Current support includes:

- Calling base R functions without a local R script
- Executing functions from installed R packages within the active environment

Planned extensions (roadmap):

- Programmatic installation of R packages into the active `renv` or system
  environment when explicitly enabled
- Declarative package requirements at the Python call site
- Safe, opt-in package installation for CI and ephemeral environments

Package installation is intentionally **not automatic by default** to preserve
reproducibility and avoid side effects during execution.

---

## Installation

### Prerequisites

- System R installed and available on `PATH`
- Python 3.11+ (tested on 3.11–3.12)

### From PyPI

Install rpy-bridge with rpy2 for full R support:

```bash
python3 -m pip install rpy-bridge rpy2
```

Using `uv`:

```bash
uv add rpy-bridge rpy2
```

### Development install

```bash
python3 -m pip install -e .
```

or:

```bash
uv sync
```

### Required Python dependencies

- `rpy2`
- `pandas`
- `numpy`

---

## Usage

See Quickstart above and examples in `examples/basic_usage.py`.

---

## Round-trip Python ↔ R behavior

rpy-bridge attempts to convert Python objects to R and back. Most objects used in
scientific and ML pipelines round-trip cleanly, but some heterogeneous Python
structures may be wrapped or slightly altered due to differences in R’s type
system.

| Python type                                    | Round-trip fidelity | Notes                                                                 |
| ---------------------------------------------- | ------------------- | --------------------------------------------------------------------- |
| `int`, `float`, `bool`, `str`                  | High                | Scalars convert directly                                              |
| Homogeneous `list` of numbers/strings          | High                | Converted to atomic R vectors                                         |
| Nested homogeneous lists                       | High                | Converted to nested R lists                                           |
| `pandas.DataFrame` / `pd.Series`               | High                | Converted to `data.frame` and normalized on return                    |
| Mixed-type `list` or `dict`                    | Partial             | May be wrapped in single-element vectors                              |
| `None` / `pd.NA`                               | High                | Converted to R `NULL`                                                 |

---

## R setup helpers

Helper scripts are provided in `examples/r-deps/` to prepare R environments.

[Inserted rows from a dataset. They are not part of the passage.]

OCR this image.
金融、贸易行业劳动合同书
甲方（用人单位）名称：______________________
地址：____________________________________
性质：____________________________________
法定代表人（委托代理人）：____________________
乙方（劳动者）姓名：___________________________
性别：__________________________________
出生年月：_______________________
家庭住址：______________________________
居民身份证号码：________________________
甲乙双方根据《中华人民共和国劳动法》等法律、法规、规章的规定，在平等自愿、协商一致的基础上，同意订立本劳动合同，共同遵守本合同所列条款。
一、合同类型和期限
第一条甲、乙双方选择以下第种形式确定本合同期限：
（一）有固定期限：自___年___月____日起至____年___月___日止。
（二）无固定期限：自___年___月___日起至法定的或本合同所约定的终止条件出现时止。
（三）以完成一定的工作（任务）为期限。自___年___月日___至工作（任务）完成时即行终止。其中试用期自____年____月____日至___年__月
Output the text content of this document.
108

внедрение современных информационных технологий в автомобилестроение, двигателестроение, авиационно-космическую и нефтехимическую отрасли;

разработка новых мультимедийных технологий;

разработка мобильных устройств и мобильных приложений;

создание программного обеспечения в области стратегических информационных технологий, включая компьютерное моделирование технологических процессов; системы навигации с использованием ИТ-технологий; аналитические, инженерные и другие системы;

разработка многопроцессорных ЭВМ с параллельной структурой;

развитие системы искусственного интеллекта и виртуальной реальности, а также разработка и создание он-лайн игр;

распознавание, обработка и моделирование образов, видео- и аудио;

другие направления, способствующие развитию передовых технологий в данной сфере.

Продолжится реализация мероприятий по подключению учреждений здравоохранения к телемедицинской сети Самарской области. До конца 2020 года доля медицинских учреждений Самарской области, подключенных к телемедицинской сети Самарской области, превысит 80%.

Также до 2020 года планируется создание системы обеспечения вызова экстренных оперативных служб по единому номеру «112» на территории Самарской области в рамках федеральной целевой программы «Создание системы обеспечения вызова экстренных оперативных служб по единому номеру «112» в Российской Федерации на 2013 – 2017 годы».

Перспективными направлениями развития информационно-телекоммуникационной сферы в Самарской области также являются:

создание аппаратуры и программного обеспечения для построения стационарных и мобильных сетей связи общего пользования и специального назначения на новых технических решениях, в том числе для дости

- Install system R dependencies (macOS / Homebrew):

```bash
bash examples/r-deps/install_r_dev_deps_homebrew.sh
```

- Initialize an `renv` project:

```r
source("examples/r-deps/setup_env.R")
```

- Restore the environment on a new machine:

```r
renv::restore()
```

---

## Who this is for

rpy-bridge is designed for:

- Python-first pipelines that rely on mature R code
- Teams where R logic must remain authoritative
- CI or production systems that cannot rely on interactive R sessions
- Multi-repo or multi-directory projects with non-trivial filesystem layouts

It is **not** intended as a convenience wrapper for exploratory R usage.

---

## Licensing

- rpy-bridge is released under the MIT License © 2025 Victoria Cheung
- Depends on [`rpy2`](https://rpy2.github.io), licensed under the GNU GPL (v2 or later)

---

## Acknowledgements

This package was spun out of internal tooling I wrote at Revolution Medicines.
Thanks to the team there for supporting its open-source release.